Но вот перрон поплыл назад, скрылись из виду грустно машущие вслед и нам, и им провожающие, осталась позади Москва – сытый, благополучный город со своими золочеными куполами и сверкающими стеклянным блеском новостройками. Все это разом стало прошлым, эйфория проводов угасла, пассажиры разбрелись по своим купе. Впереди нас ждал разрушенный, раздавленный, задыхающийся в пыли, но любимый и, главное, родной Грозный.

Те две женщины оказались в соседнем с нашим купе. Как обычно, все пассажиры принялись раскладывать на вагонных полках постели. И, конечно, знакомиться. Пока мы с братом возились с матрацами и одеялами, мама успела свести знакомство с одной из наших попутчиц – Раисой, она побывала в гостях у сына и теперь возвращалась к себе, в поселок Алды. Разговорились и с Розой, той самой толстухой. Как выяснилось, она со своей дочерью Анжелой едет домой из Санкт-Петербурга. Мама сказала, что тоже возвращается на родину с сыновьями. Роза отвечала со вздохом, что у нее, кроме Анжелы, вообще нет детей. Те двое парней, которые их провожали, оказались просто добрыми знакомыми. Один армянин, другой русский, они родились и выросли в Грозном. Роза так давно дружна с их семьями, что помнит обоих младенцами. Проклятая война и их заставила уехать – бывших соседей разбросало, вся прежняя жизнь разлетелась, словно осколки бомб, разушивших их мирные жилища. Женщины говорили каждая о своем, но все – об одном: каким он был красивым, наш город, как там сейчас тяжело, как забирают парней, люди пропадают, и нет до этого дела никому...
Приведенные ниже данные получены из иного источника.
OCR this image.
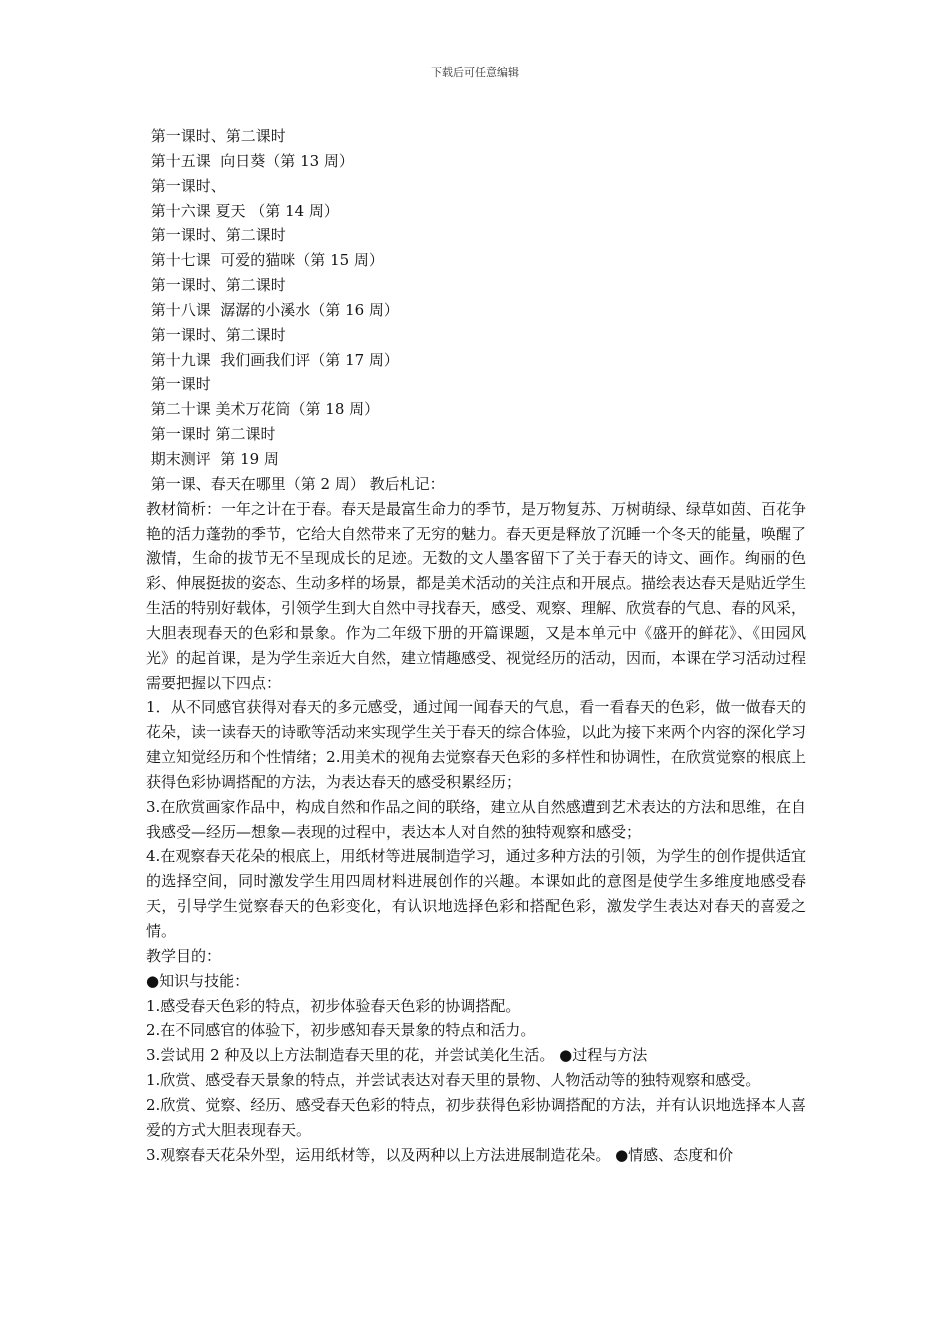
下载后可任意编辑
第一课时、第二课时
第十五课  向日葵（第 13 周）
第一课时、
第十六课 夏天 （第 14 周）
第一课时、第二课时
第十七课  可爱的猫咪（第 15 周）
第一课时、第二课时
第十八课  潺潺的小溪水（第 16 周）
第一课时、第二课时
第十九课  我们画我们评（第 17 周）
第一课时
第二十课 美术万花筒（第 18 周）
第一课时 第二课时
期末测评  第 19 周
第一课、春天在哪里（第 2 周） 教后札记：

教材简析：一年之计在于春。春天是最富生命力的季节，是万物复苏、万树萌绿、绿草如茵、百花争艳的活力蓬勃的季节，它给大自然带来了无穷的魅力。春天更是释放了沉睡一个冬天的能量，唤醒了激情，生命的拔节无不呈现成长的足迹。无数的文人墨客留下了关于春天的诗文、画作。绚丽的色彩、伸展挺拔的姿态、生动多样的场景，都是美术活动的关注点和开展点。描绘表达春天是贴近学生生活的特别好载体，引领学生到大自然中寻找春天，感受、观察、理解、欣赏春的气息、春的风采，大胆表现春天的色彩和景象。作为二年级下册的开篇课题，又是本单元中《盛开的鲜花》、《田园风光》的起首课，是为学生亲近大自然，建立情趣感受、视觉经历的活动，因而，本课在学习活动过程需要把握以下四点：

1．从不同感官获得对春天的多元感受，通过闻一闻春天的气息，看一看春天的色彩，做一做春天的花朵，读一读春天的诗歌等活动来实现学生关于春天的综合体验，以此为接下来两个内容的深化学习建立知觉经历和个性情绪；2.用美术的视角去觉察春天色彩的多样性和协调性，在欣赏觉察的根底上获得色彩协调搭配的方法，为表达春天的感受积累经历；

3.在欣赏画家作品中，构成自然和作品之间的联络，建立从自然感遭到艺术表达的方法和思维，在自我感受—经历—想象—表现的过程中，表达本人对自然的独特观察和感受；

4.在观察春天花朵的根底上，用纸材等进展制造学习，通过多种方法的引领，为学生的创作提供适宜的选择空间，同时激发学生用四周材料进展创作的兴趣。本课如此的意图是使学生多维度地感受春天，引导学生觉察春天的色彩变化，有认识地选择色彩和搭配色彩，激发学生表达对春天的喜爱之情。

教学目的：

●知识与技能：

1.感受春天色彩的特点，初步体验春天色彩的协调搭配。

2.在不同感官的体验下，初步感知春天景象的特点和活力。

3.尝试用 2 种及以上方法制造春天里的花，并尝试美化生活。 ●过程与方法

1.欣赏、感受春天景象的特点，并尝试表达对春天里的景物、人物活动等的独特观察和感受。

2.欣赏、觉察、经历、感受春天色彩的特点，初步获得色彩协调搭配的方法，并有认识地选择本人喜爱的方式大胆表现春天。

3.观察春天花朵外型，运用纸材等，以及两种以上方法进展制造花朵。 ●情感、态度和价
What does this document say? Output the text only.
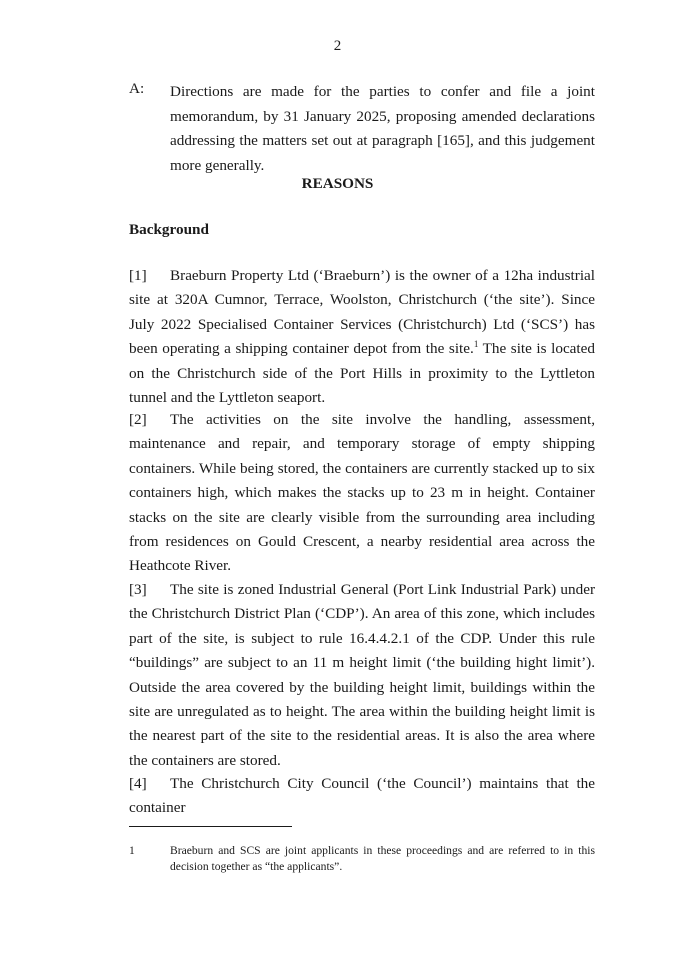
2
A: Directions are made for the parties to confer and file a joint memorandum, by 31 January 2025, proposing amended declarations addressing the matters set out at paragraph [165], and this judgement more generally.
REASONS
Background

[1] Braeburn Property Ltd (‘Braeburn’) is the owner of a 12ha industrial site at 320A Cumnor, Terrace, Woolston, Christchurch (‘the site’). Since July 2022 Specialised Container Services (Christchurch) Ltd (‘SCS’) has been operating a shipping container depot from the site.$^1$ The site is located on the Christchurch side of the Port Hills in proximity to the Lyttleton tunnel and the Lyttleton seaport.

[2] The activities on the site involve the handling, assessment, maintenance and repair, and temporary storage of empty shipping containers. While being stored, the containers are currently stacked up to six containers high, which makes the stacks up to 23 m in height. Container stacks on the site are clearly visible from the surrounding area including from residences on Gould Crescent, a nearby residential area across the Heathcote River.

[3] The site is zoned Industrial General (Port Link Industrial Park) under the Christchurch District Plan (‘CDP’). An area of this zone, which includes part of the site, is subject to rule 16.4.4.2.1 of the CDP. Under this rule “buildings” are subject to an 11 m height limit (‘the building hight limit’). Outside the area covered by the building height limit, buildings within the site are unregulated as to height. The area within the building height limit is the nearest part of the site to the residential areas. It is also the area where the containers are stored.

[4] The Christchurch City Council (‘the Council’) maintains that the container

1	Braeburn and SCS are joint applicants in these proceedings and are referred to in this decision together as “the applicants”.
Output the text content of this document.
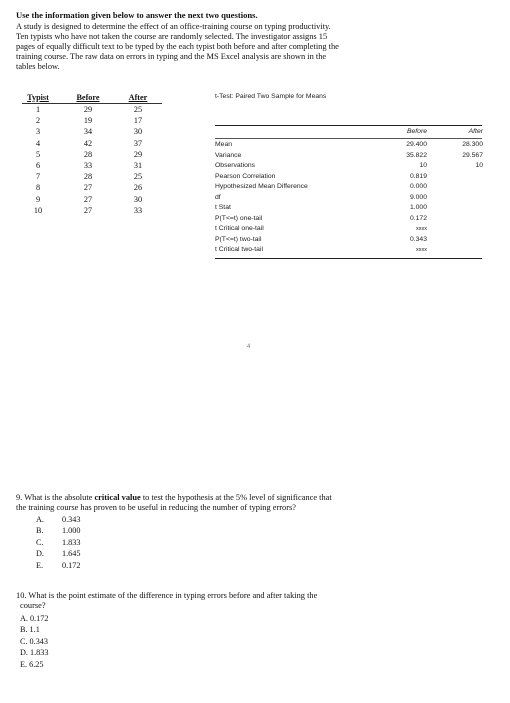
Use the information given below to answer the next two questions.
A study is designed to determine the effect of an office-training course on typing productivity.
Ten typists who have not taken the course are randomly selected. The investigator assigns 15
pages of equally difficult text to be typed by the each typist both before and after completing the
training course. The raw data on errors in typing and the MS Excel analysis are shown in the
tables below.
Typist	Before	After
1	29	25
2	19	17
3	34	30
4	42	37
5	28	29
6	33	31
7	28	25
8	27	26
9	27	30
10	27	33
t-Test: Paired Two Sample for Means
Before	After
Mean	29.400	28.300
Variance	35.822	29.567
Observations	10	10
Pearson Correlation	0.819
Hypothesized Mean Difference	0.000
df	9.000
t Stat	1.000
P(T<=t) one-tail	0.172
t Critical one-tail	xxxx
P(T<=t) two-tail	0.343
t Critical two-tail	xxxx
4
9. What is the absolute critical value to test the hypothesis at the 5% level of significance that
the training course has proven to be useful in reducing the number of typing errors?
A. 0.343
B. 1.000
C. 1.833
D. 1.645
E. 0.172
10. What is the point estimate of the difference in typing errors before and after taking the
course?
A. 0.172
B. 1.1
C. 0.343
D. 1.833
E. 6.25
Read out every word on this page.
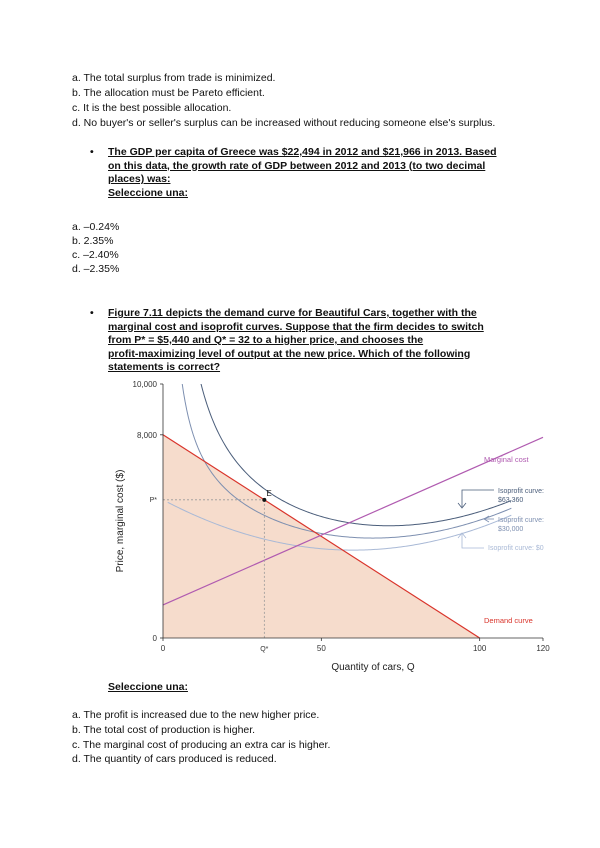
a. The total surplus from trade is minimized.
b. The allocation must be Pareto efficient.
c. It is the best possible allocation.
d. No buyer's or seller's surplus can be increased without reducing someone else's surplus.
• The GDP per capita of Greece was $22,494 in 2012 and $21,966 in 2013. Based
on this data, the growth rate of GDP between 2012 and 2013 (to two decimal
places) was:
Seleccione una:
a. –0.24%
b. 2.35%
c. –2.40%
d. –2.35%
• Figure 7.11 depicts the demand curve for Beautiful Cars, together with the
marginal cost and isoprofit curves. Suppose that the firm decides to switch
from P* = $5,440 and Q* = 32 to a higher price, and chooses the
profit-maximizing level of output at the new price. Which of the following
statements is correct?
E
0
P*
8,000
10,000
0	Q*	50	100	120
Quantity of cars, Q
Price, marginal cost ($)
Marginal cost
Demand curve
Isoprofit curve:
$63,360
Isoprofit curve:
$30,000
Isoprofit curve: $0
Seleccione una:
a. The profit is increased due to the new higher price.
b. The total cost of production is higher.
c. The marginal cost of producing an extra car is higher.
d. The quantity of cars produced is reduced.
– А я думала, это вас сыновья провожают, – сказала моя мама Розе.

– У меня нет сыновей, – промолвила та, и голос у нее дрогнул. – Я, пожалуй, пойду к себе в купе. Прилягу...

Когда она ушла, Раиса сказала нам, что тоже принимала ее за русскую – очень уж правильно говорит по-русски, редкость в такие лета!

Поезд уносил нас все дальше от столичной суеты, а мы тем временем все больше узнавали друг о друге. Что еще делать в августовскую жару под стук бегущих по рельсам колес, если не болтать?

Дочь Розы, хоть по словам матери, да и по паспорту звалась Анжелой, нам представилась просто: Ася. Чем дольше мы с ней беседовали, тем она казалась милее. Проявлялось такое редкостное сочетание образованности, порядочности, душевной чистоты, граничащей с детской наивностью, какого, как принято считать, в наши времена просто не бывает. Ася рассказала, что они с мамой живут в Питере уже больше года. В общежитии. Она учится в ординатуре – стало быть, врач. Работает в большой клинике под руководством какого-то тоже большого профессора.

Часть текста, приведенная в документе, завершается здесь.